You and I don’t have a home. We build footsteps as we go along. We fight through sandstorms. We drink red wine and pass out on the porch. We fight in our sleep, in nightmares. We don’t have a home. We build as we go along, in the hopes that one day we may find home.
Mothers taught us to think, to find our way, to get lost in sandstorms and build homes. Fathers taught us to work hard, to keep building dreams. We fought with them. We fought with ourselves. We kept trying, but we never found home.
We are always running, you and I. We run from the cloud of undeniable guilt, we run from absolution. We are afraid of permanence. We like to dress ourselves in silly costumes and never wear the same thing twice.
Do you find home, ever?
I sing. I dance. I write. I fly in my head, sometimes in my dreams, and I never land because landing would mean permanence. I can’t land. I have to fly and I have to keep falling until I find home. Home is everywhere. Home is the little house on Cedar. Home is the brown blocked building Mom and Dad bought years ago and then sold. Home is senora’s casa on calle Hernani and the sunlight melting behind the balcony. Home is the building where the young kids throw parties and get drunk and do wild things.
I won’t search anymore. I am done searching. I will build as I go along. Don’t judge me. Don’t tell me I am wasting my life.
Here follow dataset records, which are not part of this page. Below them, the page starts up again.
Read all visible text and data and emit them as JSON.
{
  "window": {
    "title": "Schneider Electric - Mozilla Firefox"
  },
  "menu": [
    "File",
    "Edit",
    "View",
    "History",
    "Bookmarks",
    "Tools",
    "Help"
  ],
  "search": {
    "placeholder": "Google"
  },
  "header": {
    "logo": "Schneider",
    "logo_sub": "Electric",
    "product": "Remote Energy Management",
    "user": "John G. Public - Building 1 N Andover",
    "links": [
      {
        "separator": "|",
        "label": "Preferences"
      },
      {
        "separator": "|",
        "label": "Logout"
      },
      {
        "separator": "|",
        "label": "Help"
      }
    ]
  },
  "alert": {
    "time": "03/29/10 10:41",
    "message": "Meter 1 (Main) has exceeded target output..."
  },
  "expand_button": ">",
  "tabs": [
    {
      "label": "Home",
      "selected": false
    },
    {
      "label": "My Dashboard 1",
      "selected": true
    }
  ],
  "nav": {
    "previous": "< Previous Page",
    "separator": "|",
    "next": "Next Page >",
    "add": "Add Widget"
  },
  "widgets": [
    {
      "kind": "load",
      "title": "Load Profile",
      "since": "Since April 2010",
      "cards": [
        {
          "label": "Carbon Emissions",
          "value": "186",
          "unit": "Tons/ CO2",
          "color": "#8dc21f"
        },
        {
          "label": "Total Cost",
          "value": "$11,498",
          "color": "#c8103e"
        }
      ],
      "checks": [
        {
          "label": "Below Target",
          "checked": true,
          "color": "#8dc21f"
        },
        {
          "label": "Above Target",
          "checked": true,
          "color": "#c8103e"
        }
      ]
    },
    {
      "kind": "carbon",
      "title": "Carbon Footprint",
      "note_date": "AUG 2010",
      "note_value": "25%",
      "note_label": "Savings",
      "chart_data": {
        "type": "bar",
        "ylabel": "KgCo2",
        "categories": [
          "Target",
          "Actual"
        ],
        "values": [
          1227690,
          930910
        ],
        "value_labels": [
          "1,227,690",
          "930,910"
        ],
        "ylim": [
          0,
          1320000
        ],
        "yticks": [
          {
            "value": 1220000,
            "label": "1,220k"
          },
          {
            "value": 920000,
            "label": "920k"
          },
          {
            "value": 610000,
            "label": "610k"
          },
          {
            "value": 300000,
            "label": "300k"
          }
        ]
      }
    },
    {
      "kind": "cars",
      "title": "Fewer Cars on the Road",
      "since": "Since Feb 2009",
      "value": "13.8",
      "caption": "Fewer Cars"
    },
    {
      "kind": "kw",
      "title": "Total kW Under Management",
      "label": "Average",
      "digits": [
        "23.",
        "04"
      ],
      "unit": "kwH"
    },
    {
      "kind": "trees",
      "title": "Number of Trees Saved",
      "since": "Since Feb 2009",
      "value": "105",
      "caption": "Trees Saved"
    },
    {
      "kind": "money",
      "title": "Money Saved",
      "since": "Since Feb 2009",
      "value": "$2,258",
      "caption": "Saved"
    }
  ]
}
No fight is a waste. No thought, no nostalgic remembrance is a waste. If I decide to get drunk and forget it all, let me. Don’t tell me home is here. Home is nowhere. I will never find it, and that is okay.
Let me run. Let me run. Let me fall. Let me fall.
I don’t ever want to hide or find home or cry on Mommy’s fragile shoulders because she’s fought too hard. This is my fight, not hers. This is my search, not hers. Home is a mush of memories, a puddle of past rainbows and unforgotten sand castles. Remember the sand castles we used to build. We were children. We thought everything was so pretty and so darn colorful. It still is. Every damn sight is pretty and colorful, but nothing is home. Don’t ask me if I am going home. I will build on, come and go, I will never be permanent. I will never be gone.
I will always be running with scissors, cutting up pieces and shredding diaries. And you will never catch me.
Don’t believe what you see
I had a dream about my brother. Then I woke up and my eyes were teary. From the crack of the window, I smelled rain and spring. I made coffee and toast and called my mother. I had nothing to say. She didn’t either.
This city is so deceiving sometimes, so seductive, so mysterious. I am myself and yet not. I am dazzled by its every element, and yet intimidated.
And I soon will leave. I have to move out, though I am surly coming back. Am I not?
Yes. I am coming back.
When Daddy stops talking
I miss my father.
He is even more absent than before. He sits behind the kitchen counter, head bent, a word puzzle before him. He says nothing. He closes his eyes sometimes and I smooth his gray hair.
“Don’t you want to talk Daddy?”
“My mouth will hurt,” he says.
First I assume he is joking. He often cracks jokes; it’s the way he communicates to his daughter. But, this time he doesn’t smile. He doesn’t even look up. And I feel pathetic. I’ve left and he doesn’t want me back.
Mother’s lost voice
My mother lost her voice today. I call her everyday from my cell phone. Sometimes in between classes. Sometimes on my way to the subway, or in between sips of coffee, or on the sidewalk where I stand in one corner and get hit by walkers. I call everyday. To reassure us both we are okay and because she is more positive on the other end of the line than when we converse face-to-face. Maybe because I am so far away she knows I need her positive energy.
But today I don’t recognize her muffled, hushed, screwed-up voice; it sounds old and bizarre and broken. I want to cry. I hang up. I tell her we will talk when she is better.
I can’t help it though. I call again later in the evening at Starbucks. I am tired and want to cry and she sounds the same. It’s almost frightening.
“Are you sick? Did you go to the doctor?”
No. She says.
I can’t do it. We say good bye. I sink deeper into the foreign couch, put my coffee aside and think of that eerie, unfamiliar voice.